Several Intermarket Relationships are Signaling Danger for Commodities
When considered in their own right, commodities, as represented by the CRB Composite, are in a primary bull market. Chart 1, for instance, shows that the Index is above its 12- and 24-month moving averages and the long-term KST is also in a bullish trend. That said, this momentum indicator has reached the red overbought level. Apart from the notable advance in 1974, merely reaching the overstretched zone has consistently indicated the terminal phase of a bull market. That in itself suggests that most of the juice has already been squeezed out of the post-April 2020 bull market. However, there are some other indicators derived from intermarket relationships that offer a better-than-50/50 chance that an intermediate correction, at the very least, is in the wind. These relationships involve gold bonds and the stock market. Let's consider them each in turn.
(Before we do, please note that, in all these charts, solid arrows represent successful signals and dashed ones false negatives or positives.)

Gold vs. Bonds
Chart 2 focuses on the relationship between gold and bonds and what that is saying about the likely trajectory for commodities going forward. Gold tends to discount future commodity price inflation and bonds deflationary trends in financial markets. When gold is outperforming bonds, that is generally bullish for commodities and vice versa. Determining when these changes in trend are about to take place is the tricky part, but applying a long-term KST seems to do the trick. The arrows in Chart 2 show that, when the KST for the Gold/30-year Bond ratio bottoms out, there is a strong possibility that commodities will rise. For example, since 1993, there have been ten such buy signals, only one of which could be deemed a failure.

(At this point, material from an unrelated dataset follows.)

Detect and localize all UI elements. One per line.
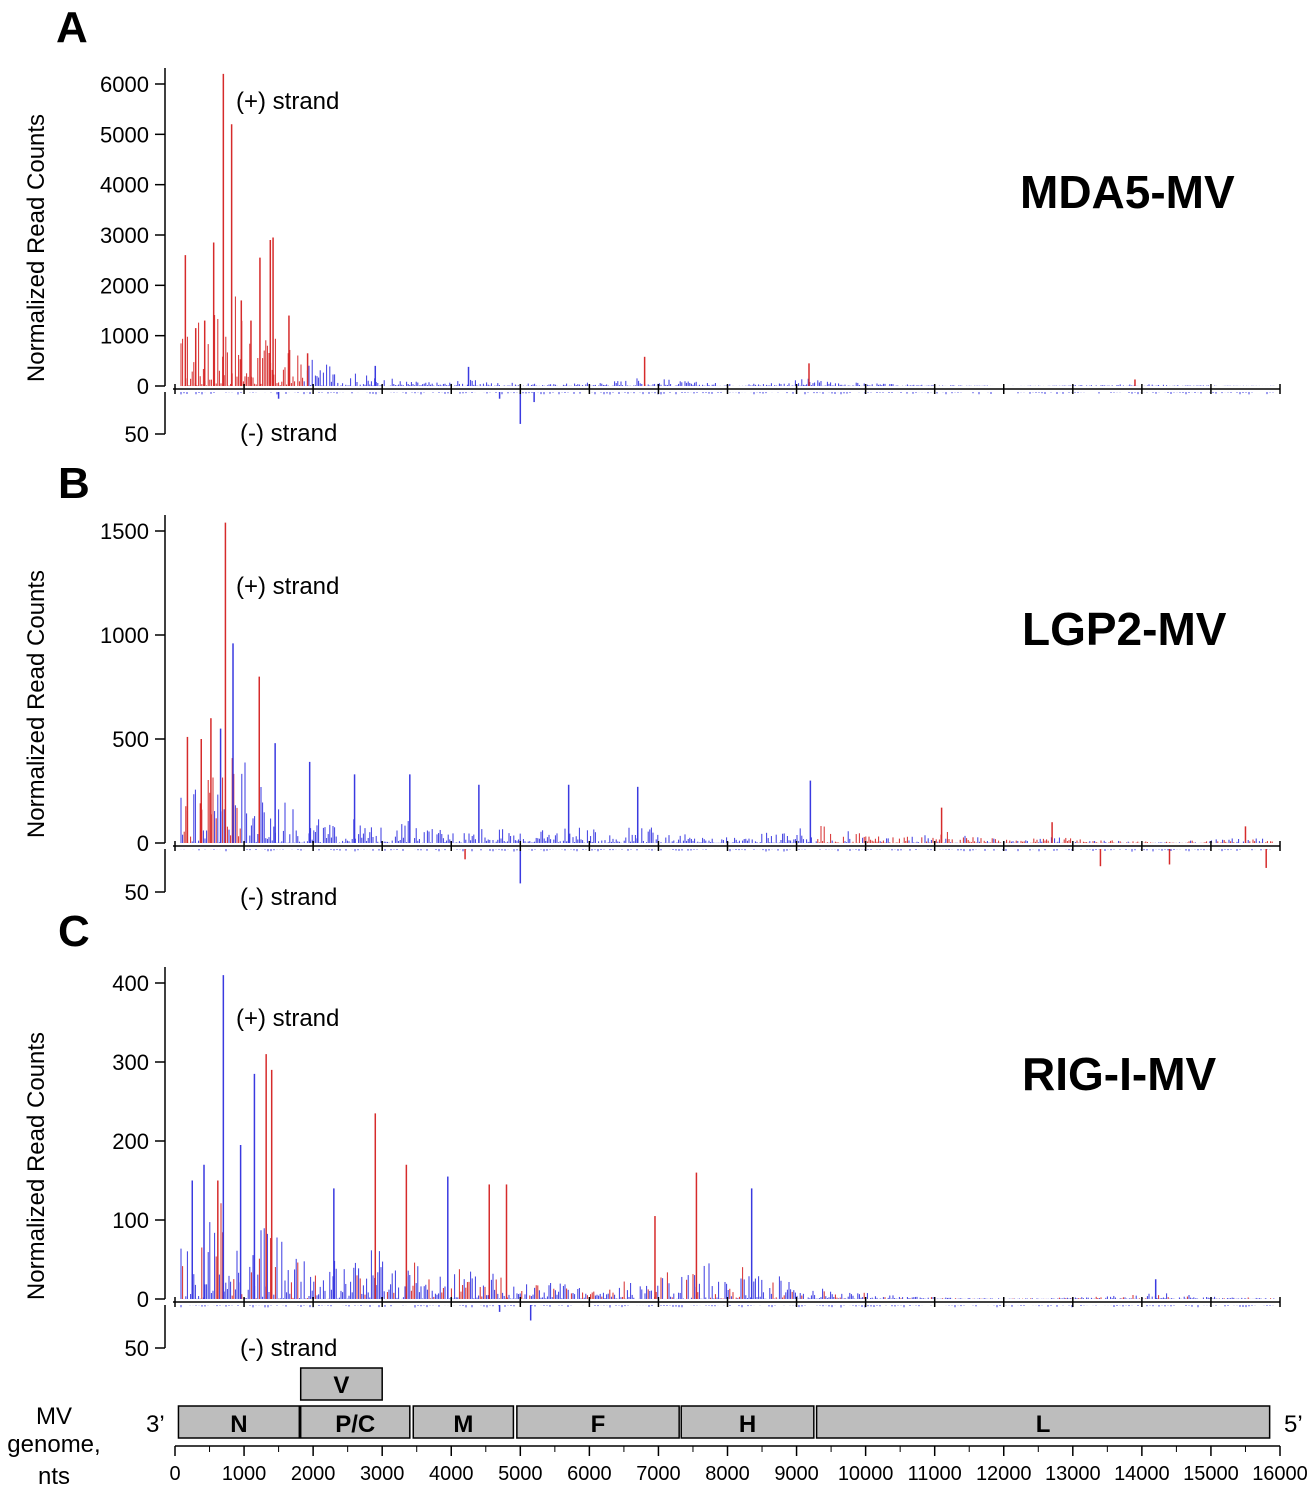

Chart 3 shows the sell signals where the 9:2 ratio favoring successful ones also puts the odds in the indicator's favor. The KST has begun to roll over for the twelfth time and has tentatively crossed below its MA again.

CRB vs. the Inflation/Deflation Index
Chart 4 compares the CRB to my Inflation/Deflation Index, which you can read about here. Briefly, it consists of the ratio between an index of S&P industry groups that are sensitive to commodity price swings and another that encompasses groups that tend to benefit from a deflationary environment, when interest rates are falling. It's really the stock market's way of anticipating periods of inflation and deflation.

Most recently, the ratio bottomed in September of 2019 and the CRB followed suit in March of 2021. The Index has yet to register an identifiable peak, but the ratio topped out in the summer of last year. It looks as if that will be the high for the cycle, as the ratio is now well below its 12-month MA. Moreover, the long-term KST begun to drop below its 9-month MA. Unfortunately, the lead given by the ratio varies considerably. But given the stock market, through this relationship, has been forecasting a CRB high for well over a year, it's probably not that far away.
Gold vs. Commodities
Gold discounts future commodity price inflation to the extent that, when it finally starts to underperform commodities, they tend to rise. Conversely, when the price of the yellow metal starts to outperform, commodities tend to fall.
A 15-month ROC of this CRB/Gold relationship has been plotted in Chart 5. An elevated plot means that commodities have been outperforming gold and vice versa. In that respect, an initial reading above the red line indicates that gold has spent enough time discounting lower commodity prices, so it's about time that the forecast become reality with weakening commodity prices. These instances have been flagged with the vertical lines. This underperformance by gold has consistently been followed by declining commodity prices, so a recent jump to a record gold underperformance offers a definite bearish warning that a downside commodity reversal is likely.

None of these relationships on their own has a perfect track record. However, when considered as a consensus, they offer a very powerful message that commodities could be closer to some kind of peak than most would suspect. Incidentally, you can update these charts by simply clicking on them.
Good luck and good charting,
Martin J. Pring
The views expressed in this article are those of the author and do not necessarily reflect the position or opinion of Pring Turner Capital Group of Walnut Creek or its affiliates.